Objective: Exploration of experiences, attitudes and expectations of general practitioners concerning bowel obstruction and postoperative abdominal adhesions.
Methods: In October 2012 a postal questionnaire was sent to a random sample of 800 Dutch GPs.
Results: The response rate was 45%, 24% (n = 190) filled out the questionnaire completely, 12% (n = 99) had no experience with the subject and 7% (n = 57) had no time to respond. A history of abdominal surgery does play a part in more than 80% of GP’s differential diagnosis of abdominal complaints. Seventy-five per cent consider some types of surgery to induce more adhesions. Eighty-five per cent ponder the differentiation between adhesion related complaints and IBS as clear, however difficult (78%) in specific patients.
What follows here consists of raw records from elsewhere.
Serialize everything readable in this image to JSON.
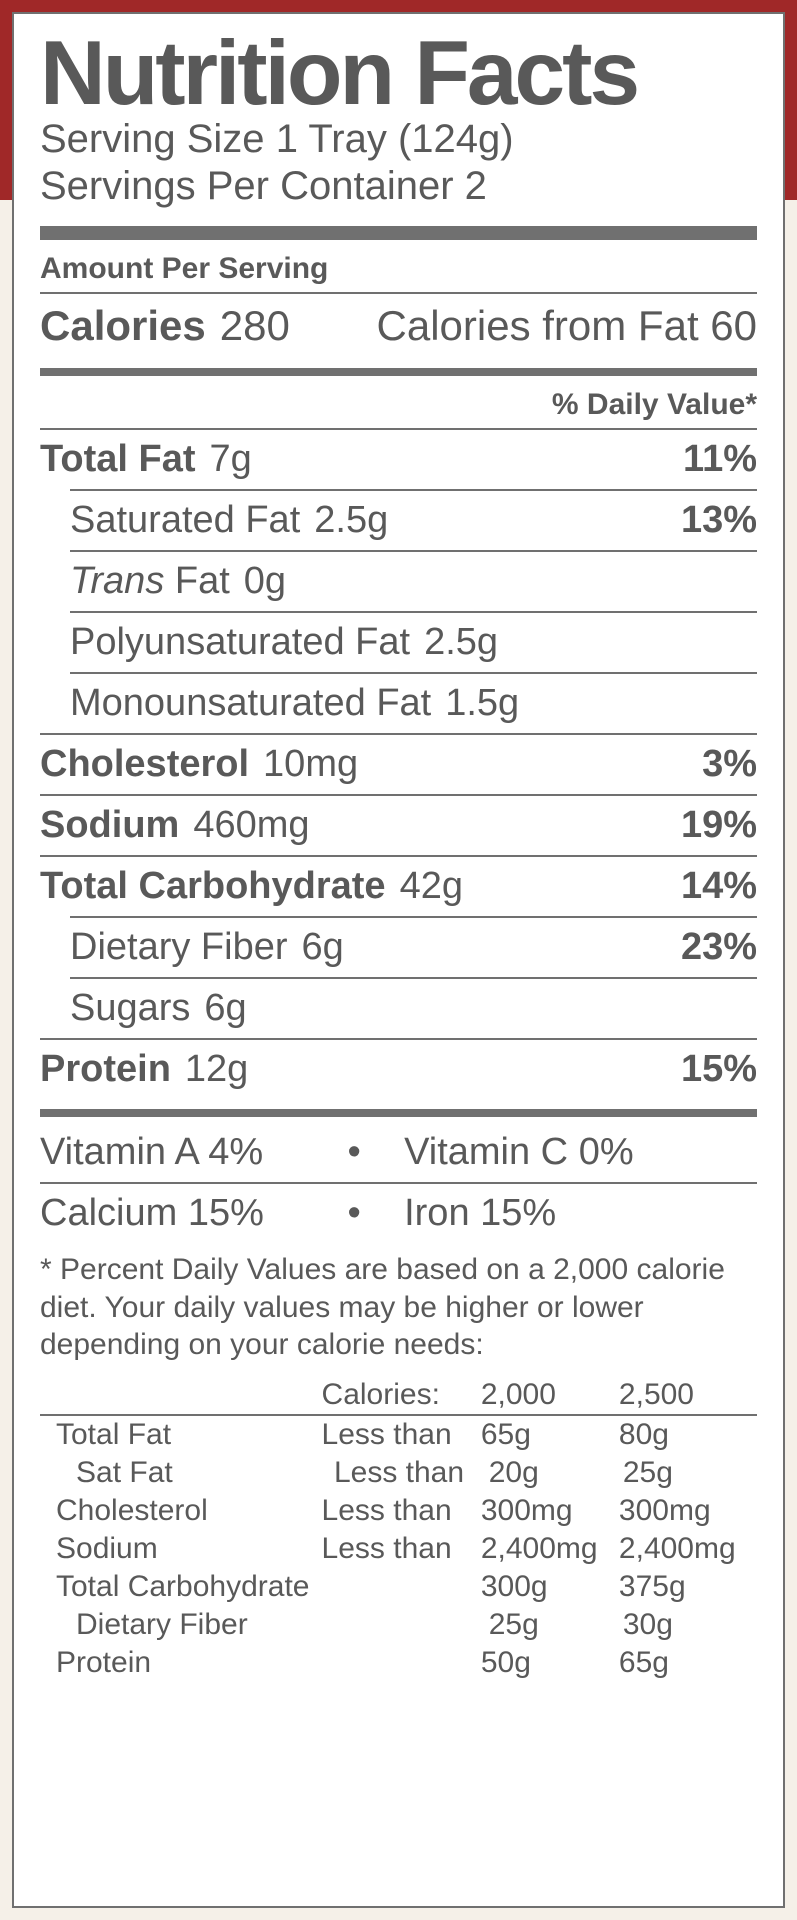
{
  "colors": {
    "background": "#f5f0e8",
    "red_header": "#a02828",
    "panel_bg": "#ffffff",
    "border": "#707070",
    "text": "#595959"
  },
  "title": "Nutrition Facts",
  "serving_size_label": "Serving Size",
  "serving_size_value": "1 Tray (124g)",
  "servings_per_container_label": "Servings Per Container",
  "servings_per_container_value": "2",
  "amount_per_serving": "Amount Per Serving",
  "calories_label": "Calories",
  "calories_value": "280",
  "calories_from_fat_label": "Calories from Fat",
  "calories_from_fat_value": "60",
  "daily_value_header": "% Daily Value*",
  "nutrients": [
    {
      "label": "Total Fat",
      "amount": "7g",
      "dv": "11%",
      "bold": true,
      "indent": false
    },
    {
      "label": "Saturated Fat",
      "amount": "2.5g",
      "dv": "13%",
      "bold": false,
      "indent": true
    },
    {
      "label_prefix_italic": "Trans",
      "label_rest": " Fat",
      "amount": "0g",
      "dv": "",
      "bold": false,
      "indent": true
    },
    {
      "label": "Polyunsaturated Fat",
      "amount": "2.5g",
      "dv": "",
      "bold": false,
      "indent": true
    },
    {
      "label": "Monounsaturated Fat",
      "amount": "1.5g",
      "dv": "",
      "bold": false,
      "indent": true
    },
    {
      "label": "Cholesterol",
      "amount": "10mg",
      "dv": "3%",
      "bold": true,
      "indent": false
    },
    {
      "label": "Sodium",
      "amount": "460mg",
      "dv": "19%",
      "bold": true,
      "indent": false
    },
    {
      "label": "Total Carbohydrate",
      "amount": "42g",
      "dv": "14%",
      "bold": true,
      "indent": false
    },
    {
      "label": "Dietary Fiber",
      "amount": "6g",
      "dv": "23%",
      "bold": false,
      "indent": true
    },
    {
      "label": "Sugars",
      "amount": "6g",
      "dv": "",
      "bold": false,
      "indent": true
    },
    {
      "label": "Protein",
      "amount": "12g",
      "dv": "15%",
      "bold": true,
      "indent": false
    }
  ],
  "vitamins": [
    {
      "left_label": "Vitamin A",
      "left_value": "4%",
      "right_label": "Vitamin C",
      "right_value": "0%"
    },
    {
      "left_label": "Calcium",
      "left_value": "15%",
      "right_label": "Iron",
      "right_value": "15%"
    }
  ],
  "footnote_star": "*",
  "footnote_text": "Percent Daily Values are based on a 2,000 calorie diet. Your daily values may be higher or lower depending on your calorie needs:",
  "ref_header": {
    "c2": "Calories:",
    "c3": "2,000",
    "c4": "2,500"
  },
  "ref_table": [
    {
      "name": "Total Fat",
      "qualifier": "Less than",
      "v2000": "65g",
      "v2500": "80g",
      "sub": false
    },
    {
      "name": "Sat Fat",
      "qualifier": "Less than",
      "v2000": "20g",
      "v2500": "25g",
      "sub": true
    },
    {
      "name": "Cholesterol",
      "qualifier": "Less than",
      "v2000": "300mg",
      "v2500": "300mg",
      "sub": false
    },
    {
      "name": "Sodium",
      "qualifier": "Less than",
      "v2000": "2,400mg",
      "v2500": "2,400mg",
      "sub": false
    },
    {
      "name": "Total Carbohydrate",
      "qualifier": "",
      "v2000": "300g",
      "v2500": "375g",
      "sub": false
    },
    {
      "name": "Dietary Fiber",
      "qualifier": "",
      "v2000": "25g",
      "v2500": "30g",
      "sub": true
    },
    {
      "name": "Protein",
      "qualifier": "",
      "v2000": "50g",
      "v2500": "65g",
      "sub": false
    }
  ]
}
Intestinal transit problems likely due to adhesions are treated with extra fluid (n = 64), more fibres (n = 85) and laxatives (n = 153). Referral to a specialist for adhesiolysis is rarely considered (11%). Forty per cent of the GPs would refer a patient with abdominal pain and suspected adhesions. Seventy-six per cent denote knowledge gaps and low experience in the treatment of intestinal transit problems. Some (n = 23) indicate the need for information about adhesions and obstruction through CME papers.
Conclusion: Respondents are well equipped to deal with abdominal complaints and intestinal transit problems due to postoperative adhesions. Some indicate the need for information about adhesions and prevention of obstruction through CME papers.